UK stocks are down 52%, says Goldman Sachs
Image source: Getty Images
We all know that UK stocks are currently undervalued compared to those listed elsewhere, especially booming New York. But Goldman Sachs it really shows how cheap it is!
According to analysts at the bank, shares on the London Stock Exchange they now trade at a 52% discount to their US counterparts. In other sectors, it is even higher. Yes.
A worrying trend
I won’t get into the weeds about how this happened (an entire book could be written on the subject). But the old saying, “The US innovates, Europe controls“, perhaps gets to the heart of the matter.
In short, excessive regulation and taxes (especially stamp duty on UK share purchases) lead to reduced liquidity, which can lead to lower prices.

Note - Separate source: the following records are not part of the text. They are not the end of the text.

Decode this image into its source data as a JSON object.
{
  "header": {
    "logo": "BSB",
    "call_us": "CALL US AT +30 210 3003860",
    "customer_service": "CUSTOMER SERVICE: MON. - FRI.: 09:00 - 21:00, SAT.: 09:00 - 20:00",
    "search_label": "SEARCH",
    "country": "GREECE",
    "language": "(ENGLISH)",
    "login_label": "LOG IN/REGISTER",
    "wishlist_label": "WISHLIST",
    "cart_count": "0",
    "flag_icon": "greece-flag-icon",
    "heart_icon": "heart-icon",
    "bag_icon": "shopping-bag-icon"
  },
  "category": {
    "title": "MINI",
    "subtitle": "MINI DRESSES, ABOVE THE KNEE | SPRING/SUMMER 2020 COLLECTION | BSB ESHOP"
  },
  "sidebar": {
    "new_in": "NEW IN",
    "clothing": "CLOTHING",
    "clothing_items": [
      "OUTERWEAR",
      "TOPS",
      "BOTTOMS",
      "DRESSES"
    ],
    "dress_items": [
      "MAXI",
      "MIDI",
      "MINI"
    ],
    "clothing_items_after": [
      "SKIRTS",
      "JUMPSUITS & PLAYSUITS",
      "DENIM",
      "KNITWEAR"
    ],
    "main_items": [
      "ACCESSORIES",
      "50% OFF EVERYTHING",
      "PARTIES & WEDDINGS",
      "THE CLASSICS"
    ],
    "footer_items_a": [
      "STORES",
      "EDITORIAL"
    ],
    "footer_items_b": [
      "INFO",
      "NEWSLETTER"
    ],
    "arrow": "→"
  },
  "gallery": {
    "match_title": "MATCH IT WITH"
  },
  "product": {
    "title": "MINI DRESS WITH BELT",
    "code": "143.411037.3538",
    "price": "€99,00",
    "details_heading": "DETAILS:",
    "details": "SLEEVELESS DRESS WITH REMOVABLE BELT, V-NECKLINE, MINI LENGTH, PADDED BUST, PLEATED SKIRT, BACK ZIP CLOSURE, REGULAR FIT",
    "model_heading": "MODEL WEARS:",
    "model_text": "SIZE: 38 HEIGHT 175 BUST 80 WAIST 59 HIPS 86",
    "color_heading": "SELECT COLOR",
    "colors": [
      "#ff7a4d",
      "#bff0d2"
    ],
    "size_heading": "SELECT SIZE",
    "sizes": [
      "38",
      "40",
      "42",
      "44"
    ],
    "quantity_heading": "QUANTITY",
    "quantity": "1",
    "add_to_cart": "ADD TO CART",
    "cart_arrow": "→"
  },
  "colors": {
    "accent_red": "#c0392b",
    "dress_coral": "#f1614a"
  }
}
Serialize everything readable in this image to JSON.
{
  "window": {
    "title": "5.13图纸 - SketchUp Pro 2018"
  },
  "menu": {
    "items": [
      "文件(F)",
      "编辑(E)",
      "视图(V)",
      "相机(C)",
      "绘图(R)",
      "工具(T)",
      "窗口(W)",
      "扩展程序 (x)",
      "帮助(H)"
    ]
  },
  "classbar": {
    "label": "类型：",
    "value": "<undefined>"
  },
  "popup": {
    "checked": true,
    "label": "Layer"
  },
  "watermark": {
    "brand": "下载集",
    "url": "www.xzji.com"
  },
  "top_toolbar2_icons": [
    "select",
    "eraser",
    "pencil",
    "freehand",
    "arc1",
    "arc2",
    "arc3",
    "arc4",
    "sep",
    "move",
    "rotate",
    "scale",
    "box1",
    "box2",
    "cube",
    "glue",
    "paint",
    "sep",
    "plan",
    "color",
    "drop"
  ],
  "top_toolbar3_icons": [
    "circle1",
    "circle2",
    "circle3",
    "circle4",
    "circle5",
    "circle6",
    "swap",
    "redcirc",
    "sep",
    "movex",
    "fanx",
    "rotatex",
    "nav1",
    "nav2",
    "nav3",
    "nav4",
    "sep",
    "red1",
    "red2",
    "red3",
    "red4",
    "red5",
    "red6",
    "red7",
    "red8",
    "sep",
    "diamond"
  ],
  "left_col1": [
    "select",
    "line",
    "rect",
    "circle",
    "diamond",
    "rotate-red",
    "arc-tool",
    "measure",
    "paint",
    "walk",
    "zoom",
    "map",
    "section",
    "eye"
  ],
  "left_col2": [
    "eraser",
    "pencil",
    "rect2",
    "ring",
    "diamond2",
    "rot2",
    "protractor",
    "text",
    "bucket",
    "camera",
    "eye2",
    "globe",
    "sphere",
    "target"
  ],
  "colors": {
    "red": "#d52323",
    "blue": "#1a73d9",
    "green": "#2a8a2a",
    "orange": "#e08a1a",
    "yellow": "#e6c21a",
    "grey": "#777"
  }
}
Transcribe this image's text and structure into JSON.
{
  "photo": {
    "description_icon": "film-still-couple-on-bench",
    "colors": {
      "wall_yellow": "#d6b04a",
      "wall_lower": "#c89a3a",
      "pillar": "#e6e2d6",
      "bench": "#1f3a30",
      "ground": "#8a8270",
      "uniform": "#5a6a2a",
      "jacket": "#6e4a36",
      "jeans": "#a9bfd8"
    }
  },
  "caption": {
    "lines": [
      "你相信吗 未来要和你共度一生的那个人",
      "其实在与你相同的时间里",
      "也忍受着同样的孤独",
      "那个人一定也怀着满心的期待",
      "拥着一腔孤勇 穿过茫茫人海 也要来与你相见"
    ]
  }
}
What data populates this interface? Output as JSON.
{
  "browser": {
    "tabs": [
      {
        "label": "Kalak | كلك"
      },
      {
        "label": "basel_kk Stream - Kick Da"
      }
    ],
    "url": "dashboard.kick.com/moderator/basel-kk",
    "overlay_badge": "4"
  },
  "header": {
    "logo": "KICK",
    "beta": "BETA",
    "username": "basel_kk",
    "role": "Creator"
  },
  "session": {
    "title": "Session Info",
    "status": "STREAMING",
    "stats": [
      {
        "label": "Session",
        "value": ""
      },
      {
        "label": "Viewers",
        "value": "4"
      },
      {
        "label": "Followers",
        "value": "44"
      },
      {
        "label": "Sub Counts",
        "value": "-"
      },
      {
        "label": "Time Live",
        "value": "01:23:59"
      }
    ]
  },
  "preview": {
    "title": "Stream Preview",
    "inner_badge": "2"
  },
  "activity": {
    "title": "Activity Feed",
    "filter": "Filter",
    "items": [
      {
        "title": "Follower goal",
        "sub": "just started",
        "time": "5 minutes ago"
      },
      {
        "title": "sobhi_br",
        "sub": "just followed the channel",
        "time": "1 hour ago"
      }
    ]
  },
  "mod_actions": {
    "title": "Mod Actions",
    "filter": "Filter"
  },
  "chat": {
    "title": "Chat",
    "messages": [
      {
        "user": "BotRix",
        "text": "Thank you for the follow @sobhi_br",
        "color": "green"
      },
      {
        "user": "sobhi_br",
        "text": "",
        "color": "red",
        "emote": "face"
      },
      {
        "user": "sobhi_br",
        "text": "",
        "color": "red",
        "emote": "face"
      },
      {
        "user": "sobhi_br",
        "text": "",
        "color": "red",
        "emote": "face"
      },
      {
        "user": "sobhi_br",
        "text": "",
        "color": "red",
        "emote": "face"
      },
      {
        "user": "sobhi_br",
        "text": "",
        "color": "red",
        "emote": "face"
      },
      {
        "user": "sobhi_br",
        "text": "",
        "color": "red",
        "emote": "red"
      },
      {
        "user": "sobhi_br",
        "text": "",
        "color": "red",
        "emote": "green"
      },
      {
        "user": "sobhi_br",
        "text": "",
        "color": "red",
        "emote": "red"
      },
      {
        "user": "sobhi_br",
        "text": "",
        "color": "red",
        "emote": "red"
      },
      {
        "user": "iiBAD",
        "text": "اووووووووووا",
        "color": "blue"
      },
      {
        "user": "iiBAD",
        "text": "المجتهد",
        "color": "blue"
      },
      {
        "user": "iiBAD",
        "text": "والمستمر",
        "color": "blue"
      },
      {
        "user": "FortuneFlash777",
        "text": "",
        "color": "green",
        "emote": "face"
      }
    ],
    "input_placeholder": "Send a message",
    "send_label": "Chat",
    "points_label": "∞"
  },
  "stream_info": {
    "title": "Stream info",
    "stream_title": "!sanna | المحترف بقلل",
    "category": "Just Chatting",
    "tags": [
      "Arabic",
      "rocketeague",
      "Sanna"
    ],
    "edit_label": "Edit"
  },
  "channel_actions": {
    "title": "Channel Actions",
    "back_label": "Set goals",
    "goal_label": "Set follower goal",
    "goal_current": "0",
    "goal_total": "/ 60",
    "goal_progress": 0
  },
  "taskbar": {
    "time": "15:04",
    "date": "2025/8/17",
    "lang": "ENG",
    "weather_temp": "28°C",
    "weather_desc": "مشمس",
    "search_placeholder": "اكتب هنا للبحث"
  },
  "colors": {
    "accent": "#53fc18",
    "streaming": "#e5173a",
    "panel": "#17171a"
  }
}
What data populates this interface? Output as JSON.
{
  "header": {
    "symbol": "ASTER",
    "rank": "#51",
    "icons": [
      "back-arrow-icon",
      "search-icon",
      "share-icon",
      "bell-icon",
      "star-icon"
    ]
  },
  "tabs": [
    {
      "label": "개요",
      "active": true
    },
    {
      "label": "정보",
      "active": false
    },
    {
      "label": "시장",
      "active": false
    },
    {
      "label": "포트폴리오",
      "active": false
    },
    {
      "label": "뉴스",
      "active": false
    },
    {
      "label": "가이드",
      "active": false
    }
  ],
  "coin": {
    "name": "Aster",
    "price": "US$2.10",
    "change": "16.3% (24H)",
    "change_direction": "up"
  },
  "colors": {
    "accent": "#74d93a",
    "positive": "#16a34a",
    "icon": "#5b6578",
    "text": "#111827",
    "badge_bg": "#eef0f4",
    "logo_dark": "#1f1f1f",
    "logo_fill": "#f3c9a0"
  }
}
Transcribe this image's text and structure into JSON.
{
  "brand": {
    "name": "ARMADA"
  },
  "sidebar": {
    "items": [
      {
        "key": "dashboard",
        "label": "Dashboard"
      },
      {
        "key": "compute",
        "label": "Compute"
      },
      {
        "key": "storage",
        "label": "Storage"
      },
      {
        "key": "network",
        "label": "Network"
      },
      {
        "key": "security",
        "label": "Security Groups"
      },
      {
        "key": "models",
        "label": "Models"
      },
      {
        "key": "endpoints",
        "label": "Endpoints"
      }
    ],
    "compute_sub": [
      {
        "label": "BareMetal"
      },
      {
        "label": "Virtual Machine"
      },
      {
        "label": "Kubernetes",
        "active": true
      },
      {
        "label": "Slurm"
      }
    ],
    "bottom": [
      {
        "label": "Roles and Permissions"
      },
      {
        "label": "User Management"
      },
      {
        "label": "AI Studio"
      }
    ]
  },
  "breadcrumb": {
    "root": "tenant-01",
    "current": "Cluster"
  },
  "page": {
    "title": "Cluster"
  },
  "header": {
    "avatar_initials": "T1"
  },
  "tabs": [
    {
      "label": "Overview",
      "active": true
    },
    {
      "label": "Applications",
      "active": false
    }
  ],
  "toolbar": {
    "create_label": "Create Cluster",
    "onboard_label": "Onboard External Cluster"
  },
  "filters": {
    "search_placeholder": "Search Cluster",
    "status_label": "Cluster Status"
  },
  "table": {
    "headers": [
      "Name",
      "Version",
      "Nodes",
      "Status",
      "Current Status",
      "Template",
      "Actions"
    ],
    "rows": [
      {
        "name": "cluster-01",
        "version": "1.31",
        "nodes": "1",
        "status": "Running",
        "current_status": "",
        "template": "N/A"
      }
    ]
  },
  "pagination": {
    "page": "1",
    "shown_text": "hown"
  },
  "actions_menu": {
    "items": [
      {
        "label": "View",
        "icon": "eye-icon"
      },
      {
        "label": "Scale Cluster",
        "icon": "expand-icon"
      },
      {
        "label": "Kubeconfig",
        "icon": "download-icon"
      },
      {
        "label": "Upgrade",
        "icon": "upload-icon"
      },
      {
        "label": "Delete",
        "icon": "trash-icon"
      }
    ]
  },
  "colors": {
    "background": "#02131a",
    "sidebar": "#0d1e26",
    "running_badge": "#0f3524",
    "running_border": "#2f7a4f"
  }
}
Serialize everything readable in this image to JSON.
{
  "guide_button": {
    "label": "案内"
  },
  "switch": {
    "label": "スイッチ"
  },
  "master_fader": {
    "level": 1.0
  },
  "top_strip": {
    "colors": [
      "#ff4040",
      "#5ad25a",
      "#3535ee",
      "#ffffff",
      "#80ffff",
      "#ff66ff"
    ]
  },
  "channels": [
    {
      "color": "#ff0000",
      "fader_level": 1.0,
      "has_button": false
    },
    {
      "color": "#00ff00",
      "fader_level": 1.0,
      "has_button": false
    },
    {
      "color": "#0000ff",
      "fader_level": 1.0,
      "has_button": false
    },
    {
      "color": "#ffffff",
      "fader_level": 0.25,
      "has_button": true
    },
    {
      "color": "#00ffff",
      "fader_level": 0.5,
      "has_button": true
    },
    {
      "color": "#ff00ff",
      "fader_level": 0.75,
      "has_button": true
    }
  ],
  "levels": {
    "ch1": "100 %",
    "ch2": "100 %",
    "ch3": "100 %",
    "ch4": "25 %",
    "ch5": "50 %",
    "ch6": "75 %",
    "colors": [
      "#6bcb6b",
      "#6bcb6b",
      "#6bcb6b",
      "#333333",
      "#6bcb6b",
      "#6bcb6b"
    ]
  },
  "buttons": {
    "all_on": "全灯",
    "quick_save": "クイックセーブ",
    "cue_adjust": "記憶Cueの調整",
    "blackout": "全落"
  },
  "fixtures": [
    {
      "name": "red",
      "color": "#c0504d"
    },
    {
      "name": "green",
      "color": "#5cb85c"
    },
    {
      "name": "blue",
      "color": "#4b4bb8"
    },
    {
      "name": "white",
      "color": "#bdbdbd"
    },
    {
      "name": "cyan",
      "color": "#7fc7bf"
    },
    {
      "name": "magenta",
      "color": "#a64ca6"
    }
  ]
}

The results are frightening. In 2024, 88 companies delisted or transferred their primary listings to the main London market, but only 18 replaced them. Bloomberg says this will be the highest year for UK delisting since 2010.
Equipment rental company The Ashtead Group it’s the latest to say goodbye to London in favor of New York. Named after a town in Surrey, England, it will be rebranded as Sunbelt Rentals.
Smart heads are needed
There have been some changes, but clearly more will be needed. Smart – a real London-listed fintech startup with a £10.5bn market capitalization in 2021 – isn’t even on the market. FTSE 100!
From what I can gather, Wise should apply for a new category that ensures it meets the enhanced and stricter regulatory requirements. Maybe there won’t even be any paperwork involved in joining Fotsie.
Unfortunately, I think it will take a bigger fish than Ashtead for policy makers to start taking this seriously. If the oil giant A shell (the UK’s second largest listed firm) raised stakes, which could mark a turning point.
Shell tends to trade at a discount to its US-listed peers. Meanwhile, Donald Trump has promised to “bore, baby, bore“, over there, while Europe is going the other way. Therefore, the US seems to me to be a logical step for Shell and its shareholders in the long term.
Lots of possibilities
Of course, a company’s ability to grow globally is driven primarily by its strategic vision and competitive positioning, rather than where it is calculated.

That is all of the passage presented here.